Om Monday, my weekly political cartoon for Guido Fawkes reviewed plans this week for Sunak Rishi, the new Chancellor of the Exchequer of the Conservative government to increase borrowing and public spending, as well as remove tax breaks, thereby increasing the overall tax burden. But he just removed a very significant tax for the readers of this site.
Citing Great Britain as a land of literature, Shakespeare, of Austen and of Dahl, he announced that the VAT, the sales tax applied to digital publications (not print publications), which he dubbed the reading tax, would be removed. This applies to books, newspapers, magazines, all digital publications – including comics.
Taxes are one of the reasons ComiXology cites for their up to 70% increase in the cost of digital comics last week.

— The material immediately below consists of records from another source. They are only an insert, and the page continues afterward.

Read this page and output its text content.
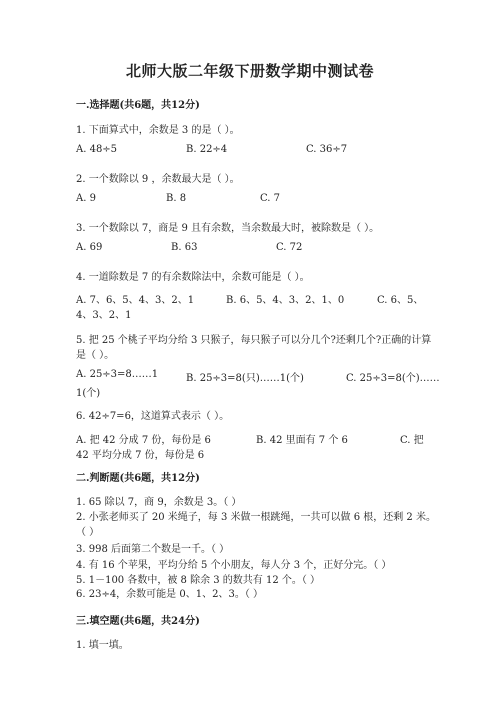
北师大版二年级下册数学期中测试卷
一.选择题(共6题，共12分)
1. 下面算式中，余数是 3 的是（ ）。
A. 48÷5	B. 22÷4	C. 36÷7
2. 一个数除以 9 ，余数最大是（ ）。
A. 9	B. 8	C. 7
3. 一个数除以 7，商是 9 且有余数，当余数最大时，被除数是（ ）。
A. 69	B. 63	C. 72
4. 一道除数是 7 的有余数除法中，余数可能是（ ）。
A. 7、6、5、4、3、2、1	B. 6、5、4、3、2、1、0	C. 6、5、
4、3、2、1
5. 把 25 个桃子平均分给 3 只猴子，每只猴子可以分几个?还剩几个?正确的计算
是（ ）。
A. 25÷3=8……1	B. 25÷3=8(只)……1(个)	C. 25÷3=8(个)……
1(个)
6. 42÷7=6，这道算式表示（ ）。
A. 把 42 分成 7 份，每份是 6	B. 42 里面有 7 个 6	C. 把
42 平均分成 7 份，每份是 6
二.判断题(共6题，共12分)
1. 65 除以 7，商 9，余数是 3。（ ）
2. 小张老师买了 20 米绳子，每 3 米做一根跳绳，一共可以做 6 根，还剩 2 米。
（ ）
3. 998 后面第二个数是一千。（ ）
4. 有 16 个苹果，平均分给 5 个小朋友，每人分 3 个，正好分完。（ ）
5. 1－100 各数中，被 8 除余 3 的数共有 12 个。（ ）
6. 23÷4，余数可能是 0、1、2、3。（ ）
三.填空题(共6题，共24分)
1. 填一填。
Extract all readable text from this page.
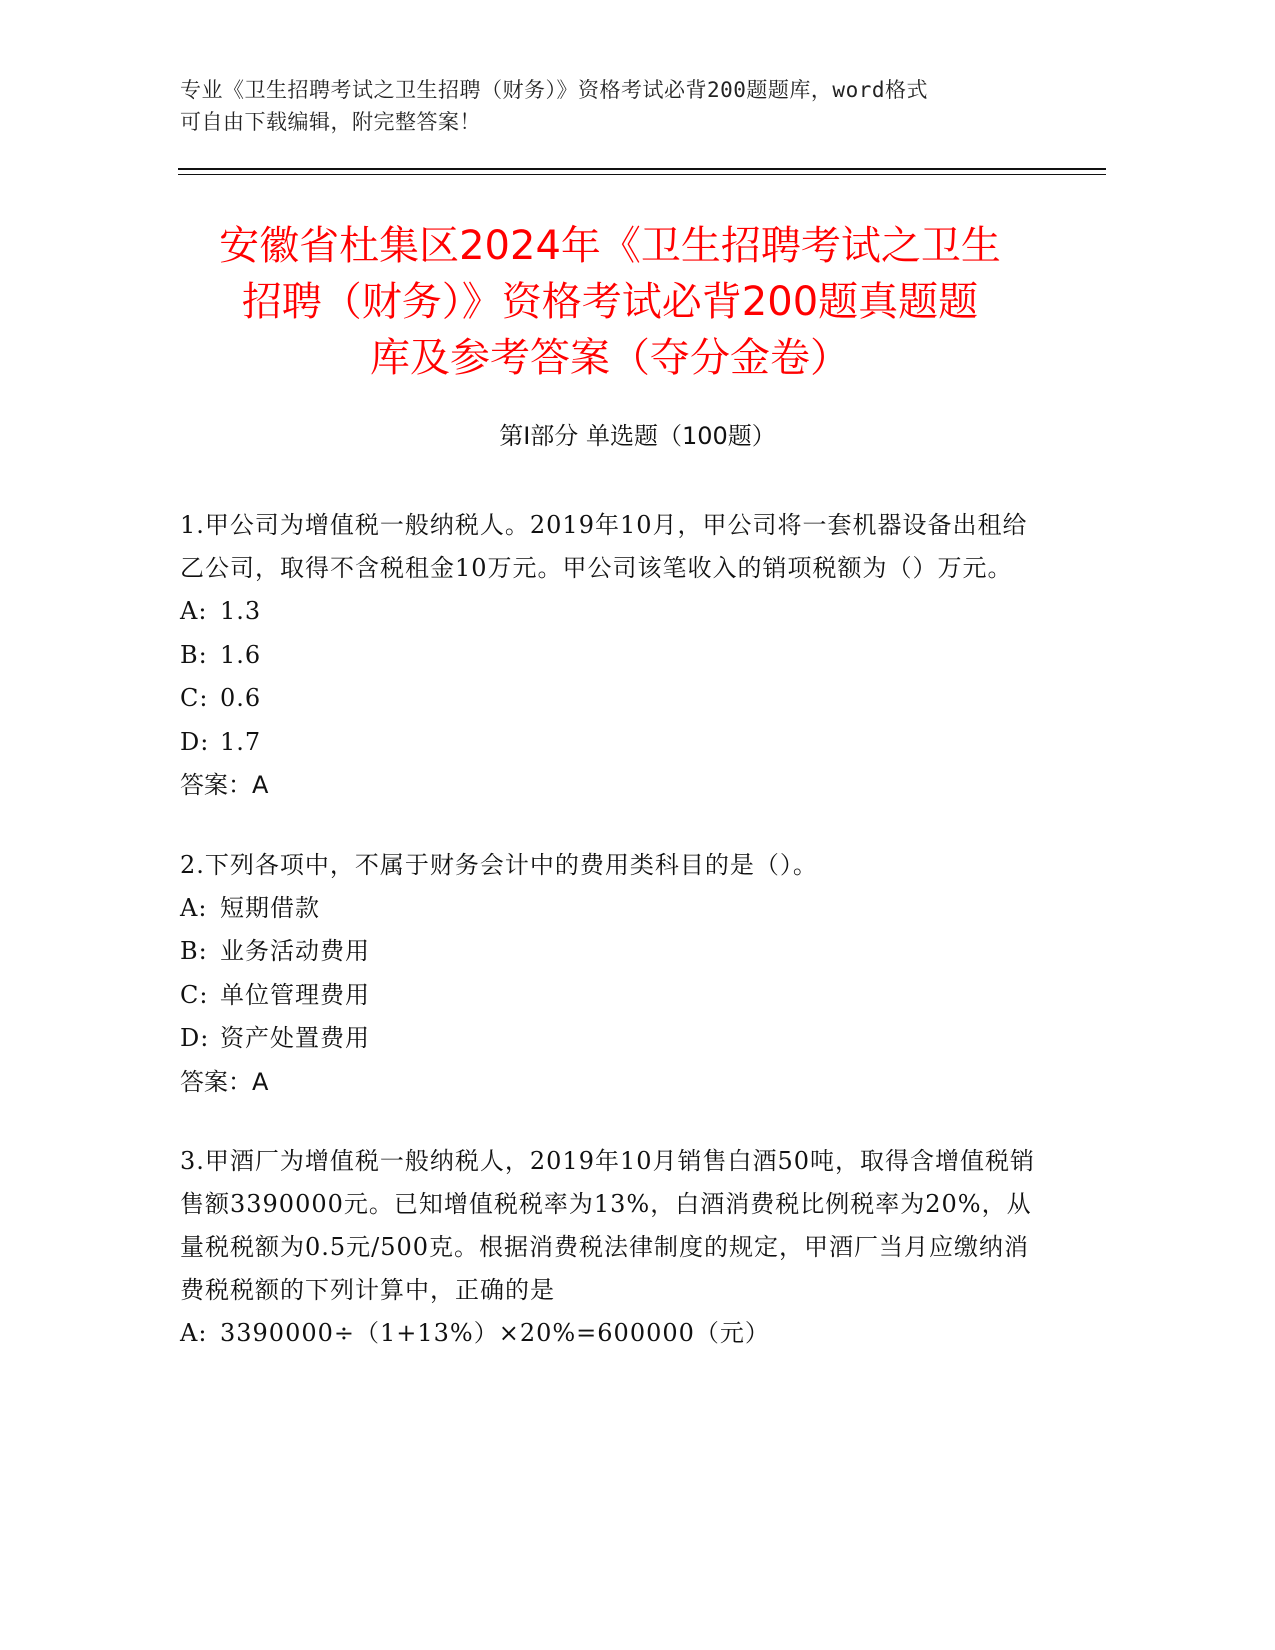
专业《卫生招聘考试之卫生招聘（财务）》资格考试必背200题题库，word格式
可自由下载编辑，附完整答案！
安徽省杜集区2024年《卫生招聘考试之卫生
招聘（财务）》资格考试必背200题真题题
库及参考答案（夺分金卷）
第Ⅰ部分 单选题（100题）

1.甲公司为增值税一般纳税人。2019年10月，甲公司将一套机器设备出租给乙公司，取得不含税租金10万元。甲公司该笔收入的销项税额为（）万元。

A: 1.3
B: 1.6
C: 0.6
D: 1.7
答案：A

2.下列各项中，不属于财务会计中的费用类科目的是（）。

A: 短期借款
B: 业务活动费用
C: 单位管理费用
D: 资产处置费用
答案：A

3.甲酒厂为增值税一般纳税人，2019年10月销售白酒50吨，取得含增值税销售额3390000元。已知增值税税率为13%，白酒消费税比例税率为20%，从量税税额为0.5元/500克。根据消费税法律制度的规定，甲酒厂当月应缴纳消费税税额的下列计算中，正确的是

A: 3390000÷（1+13%）×20%=600000（元）
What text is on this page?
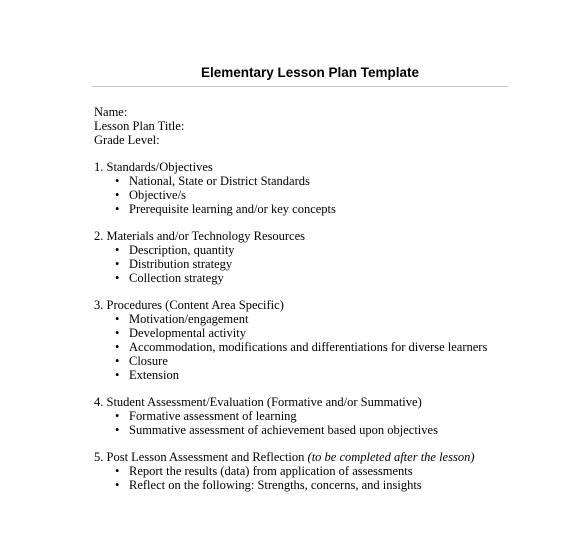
Elementary Lesson Plan Template
Name:
Lesson Plan Title:
Grade Level:
1. Standards/Objectives
• National, State or District Standards
• Objective/s
• Prerequisite learning and/or key concepts
2. Materials and/or Technology Resources
• Description, quantity
• Distribution strategy
• Collection strategy
3. Procedures (Content Area Specific)
• Motivation/engagement
• Developmental activity
• Accommodation, modifications and differentiations for diverse learners
• Closure
• Extension
4. Student Assessment/Evaluation (Formative and/or Summative)
• Formative assessment of learning
• Summative assessment of achievement based upon objectives
5. Post Lesson Assessment and Reflection (to be completed after the lesson)
• Report the results (data) from application of assessments
• Reflect on the following: Strengths, concerns, and insights
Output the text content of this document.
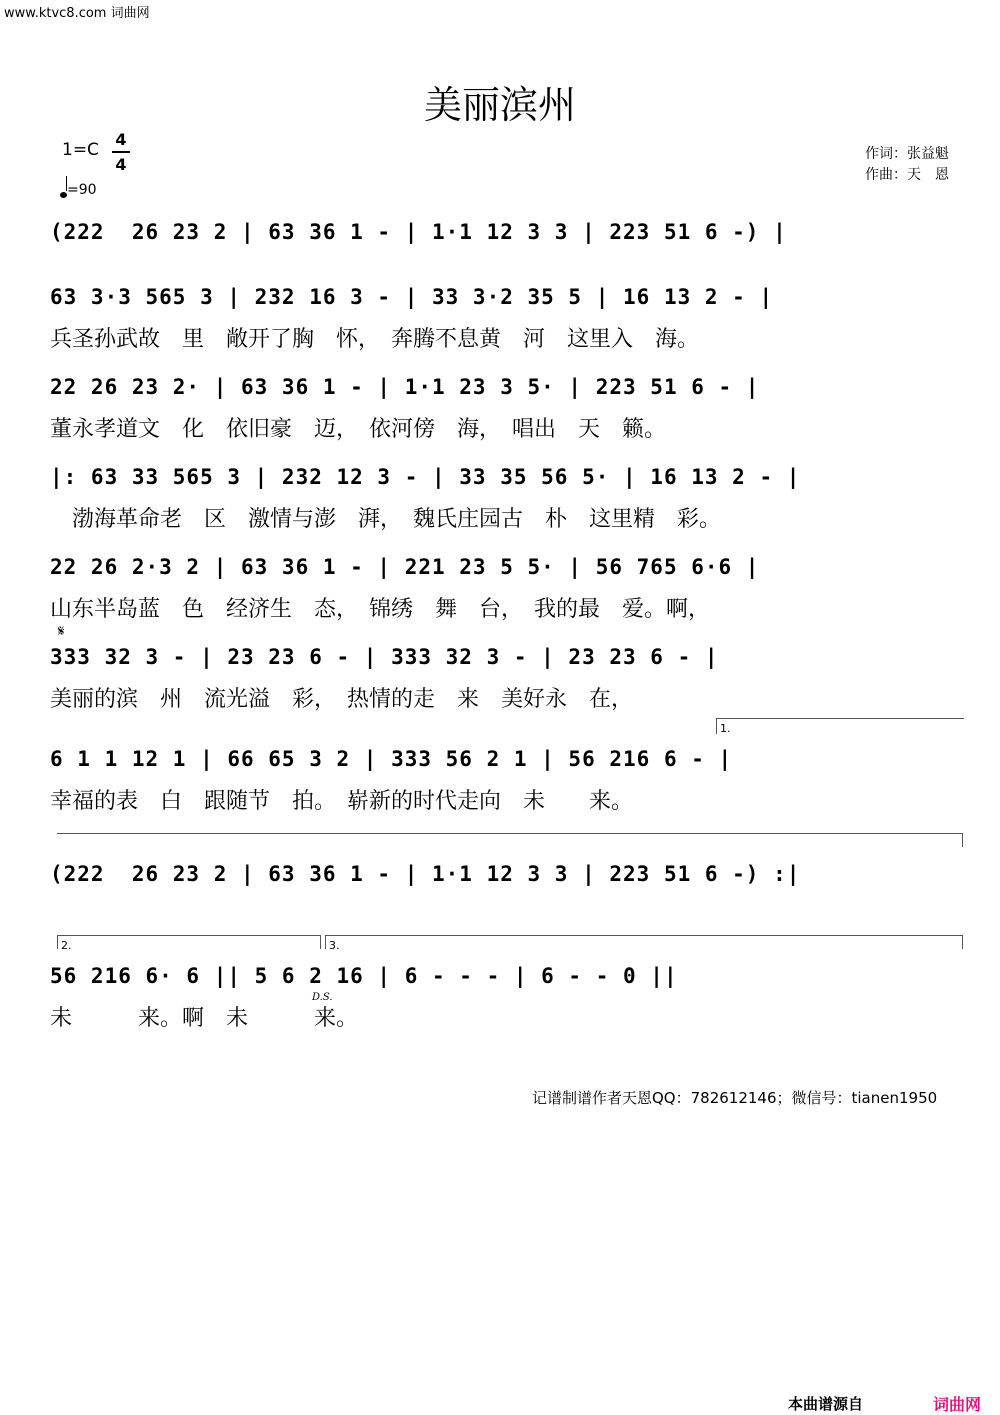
www.ktvc8.com 词曲网
美丽滨州
1=C
4
4
=90
作词：张益魁
作曲：天　恩
(222  26 23 2 | 63 36 1 - | 1·1 12 3 3 | 223 51 6 -) |
63 3·3 565 3 | 232 16 3 - | 33 3·2 35 5 | 16 13 2 - |
兵圣孙武故　里　敞开了胸　怀，　奔腾不息黄　河　这里入　海。
22 26 23 2· | 63 36 1 - | 1·1 23 3 5· | 223 51 6 - |
董永孝道文　化　依旧豪　迈，　依河傍　海，　唱出　天　籁。
|: 63 33 565 3 | 232 12 3 - | 33 35 56 5· | 16 13 2 - |
　渤海革命老　区　激情与澎　湃，　魏氏庄园古　朴　这里精　彩。
22 26 2·3 2 | 63 36 1 - | 221 23 5 5· | 56 765 6·6 |
山东半岛蓝　色　经济生　态，　锦绣　舞　台，　我的最　爱。啊，
𝄋
333 32 3 - | 23 23 6 - | 333 32 3 - | 23 23 6 - |
美丽的滨　州　流光溢　彩，　热情的走　来　美好永　在，
1.
6 1 1 12 1 | 66 65 3 2 | 333 56 2 1 | 56 216 6 - |
幸福的表　白　跟随节　拍。　崭新的时代走向　未　　来。
(222  26 23 2 | 63 36 1 - | 1·1 12 3 3 | 223 51 6 -) :|
2.	3.
56 216 6· 6 || 5 6 2 16 | 6 - - - | 6 - - 0 ||
D.S.
未　　　来。啊　未　　　来。
记谱制谱作者天恩QQ：782612146；微信号：tianen1950
本曲谱源自	词曲网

Constituting 20% of the cover price, could this lead to a reduction in prices in the UK? And across Europe, who does ComiXology seem to be matching up with in terms of price?
It will be necessary to wait until December for this zero rate of VAT to enter into force. Could this make digital comics cheaper than printed comics for 2021 again?
And afterwards, Bleeding Cool understands that this policy was specifically placed in the budget by a conservative comic book reading advisor who buys a lot of stuff on ComiXology and was suffering from sticker shock last week. He still has a dear year ahead of him though …
The budget also looked at a £ 5bn emergency response fund to support the NHS and other public services during the spread of the coronavirus, with statutory sick pay to anyone who chooses to self-isolate , even if they do not show symptoms, benefit claimants will be able to claim sick pay on day one, not after a week, a £ 500million hardship fund to help vulnerable people, businesses under 250 employees will be reimbursed sick pay for two weeks, small businesses will be able to access ‘business interruption’ loans of up to £ 1.2million and commercial rates will be removed for businesses in the sectors retail, leisure and hospitality with an assessed value of less than £ 51,000.
Along with other increased spending, the Chancellor predicted that net public sector borrowing is expected to increase this year to 2.1% of GDP, reaching 2.4% and 2.8% in subsequent years – a massive jump. compared to a traditionally fiscal conservative political party. Commentators have said this is closer to a Labor government budget in terms of priorities, and a U-turn in terms of policy.